September 16, 2024
3 minute read
Italy’s Treasures: Art, Food and Wine of Italy was the name of our mother/daughter guided tour we took with Collette, and a more perfect name I can’t imagine. I have thought a lot about this after visiting Italy for the third time, and I think I am comfortable saying there isn’t a country that has more major magnificent cities than Italy.
We discovered and experienced the wonderful “Italy’s Treasures” alongside 14 fellow travelers on this guided tour of the breathtaking Lago Maggiore, then the no less spectacular Ligurian Riviera, inland to Tuscany and its tranquility and savory flavors, and on to the Serenissima on the Adriatic Coastline where we finished to our exploration in incomparable Venice.

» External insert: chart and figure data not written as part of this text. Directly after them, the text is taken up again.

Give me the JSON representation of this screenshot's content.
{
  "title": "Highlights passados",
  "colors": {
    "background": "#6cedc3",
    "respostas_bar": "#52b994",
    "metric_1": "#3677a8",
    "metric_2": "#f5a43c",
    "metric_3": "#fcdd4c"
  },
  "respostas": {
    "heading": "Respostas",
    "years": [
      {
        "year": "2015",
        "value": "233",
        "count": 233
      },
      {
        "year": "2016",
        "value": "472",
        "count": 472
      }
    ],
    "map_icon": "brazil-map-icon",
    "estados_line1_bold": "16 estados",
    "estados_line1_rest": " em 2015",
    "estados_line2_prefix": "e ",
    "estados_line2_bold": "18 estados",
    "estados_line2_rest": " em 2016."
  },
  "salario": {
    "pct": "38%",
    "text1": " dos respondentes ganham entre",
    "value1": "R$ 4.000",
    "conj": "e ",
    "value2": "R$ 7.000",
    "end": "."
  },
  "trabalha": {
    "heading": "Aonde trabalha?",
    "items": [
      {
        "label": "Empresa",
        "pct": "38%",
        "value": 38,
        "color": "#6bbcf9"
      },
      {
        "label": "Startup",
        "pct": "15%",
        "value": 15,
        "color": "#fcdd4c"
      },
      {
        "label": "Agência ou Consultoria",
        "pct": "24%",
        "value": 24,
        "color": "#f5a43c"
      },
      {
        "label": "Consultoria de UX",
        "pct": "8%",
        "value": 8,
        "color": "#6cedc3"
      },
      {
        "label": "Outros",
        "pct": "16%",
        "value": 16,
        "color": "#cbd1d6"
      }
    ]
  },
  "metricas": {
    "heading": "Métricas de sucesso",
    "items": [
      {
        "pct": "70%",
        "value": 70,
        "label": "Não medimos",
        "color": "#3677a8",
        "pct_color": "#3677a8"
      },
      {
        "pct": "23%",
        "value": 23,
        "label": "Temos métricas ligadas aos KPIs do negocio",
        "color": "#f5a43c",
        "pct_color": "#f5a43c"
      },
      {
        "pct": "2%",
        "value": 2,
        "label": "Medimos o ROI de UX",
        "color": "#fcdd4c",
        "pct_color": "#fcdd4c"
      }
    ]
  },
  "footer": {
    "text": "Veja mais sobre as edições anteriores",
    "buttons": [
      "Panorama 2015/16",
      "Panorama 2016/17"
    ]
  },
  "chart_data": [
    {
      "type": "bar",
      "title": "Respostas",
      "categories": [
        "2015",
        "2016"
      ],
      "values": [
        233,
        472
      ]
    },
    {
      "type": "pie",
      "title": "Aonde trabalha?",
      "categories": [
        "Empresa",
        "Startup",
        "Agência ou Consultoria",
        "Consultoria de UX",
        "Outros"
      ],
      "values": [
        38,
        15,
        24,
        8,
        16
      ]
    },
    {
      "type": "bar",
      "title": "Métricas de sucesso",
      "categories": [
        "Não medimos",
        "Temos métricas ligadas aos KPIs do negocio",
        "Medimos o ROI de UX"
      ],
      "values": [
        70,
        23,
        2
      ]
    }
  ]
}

With each city that we visited, I would think, “okay, this is my favorite… it can’t get better than this…” and then we would go to another city, and I would think it all over again! When people think of Italy, they think of, among other things, the most famous artists our world has known (Michelangelo, da Vinci, etc), but the country itself is art. It’s exquisite and beautiful and an artist or photographer’s dream to make art of the country itself.
Our itinerary included two nights in Cinque Terre – the Italian Riviera! We’d seen the pictures, those iconic pictures of colorful homes reaching into the rocky hills, and now we were there! We stayed in a town called Sestri Levante at the Grand Hotel dei Castelli, a unique location as it is a castle – on a hill!
Cinque means five, and Cinque Terre is a stretch of land with 5 medieval villages/fishing towns that have become a UNESCO World Heritage site. From Sestri Levante, we took a comfy train about 20 minutes, first to Manarola and then Vernazza.
If you’ve ever seen a picture of Cinque Terre, the views from these two towns are what you’ve seen. The views are perfect and like nowhere else in the world. Homes in bright yellows, corals, and pinks with evergreen-colored shutters, seemingly one on top of another, in the rugged mountainside with non-native cacti peeking through mountain crevices that look out over the sea, dotted with fishing boats. Manarola and Vernazza are different but the same. The angles of the homes perched in the mountains and where the mountains curve into the Ligurian Sea make each town unique. We were there on a cloudy day and as the clouds moved and the sun would poke through, it would make the views a little different.
Packed with tourists and vying for space to get the perfect photo to show your friends and family at home – the picture where they will go “Oh! I’ve seen that before!” The view that amateur and professional photographers are wanting to make a print of to put on their office or home wall. Tourists bump into each other, enjoying gelato, fried anchovies in paper cones, and thick slices of focaccia bread.
For lunch, we sat outside and enjoyed pasta with local seafood, of course – remember, these were once tiny fishing villages!
Cinque Terre is a delight to the eye. The contrast of the homes against the hills is like nowhere else in the world and deserves to be seen by any world traveler!
Have you traveled to Italy? What were your favorite locations in this stunning country?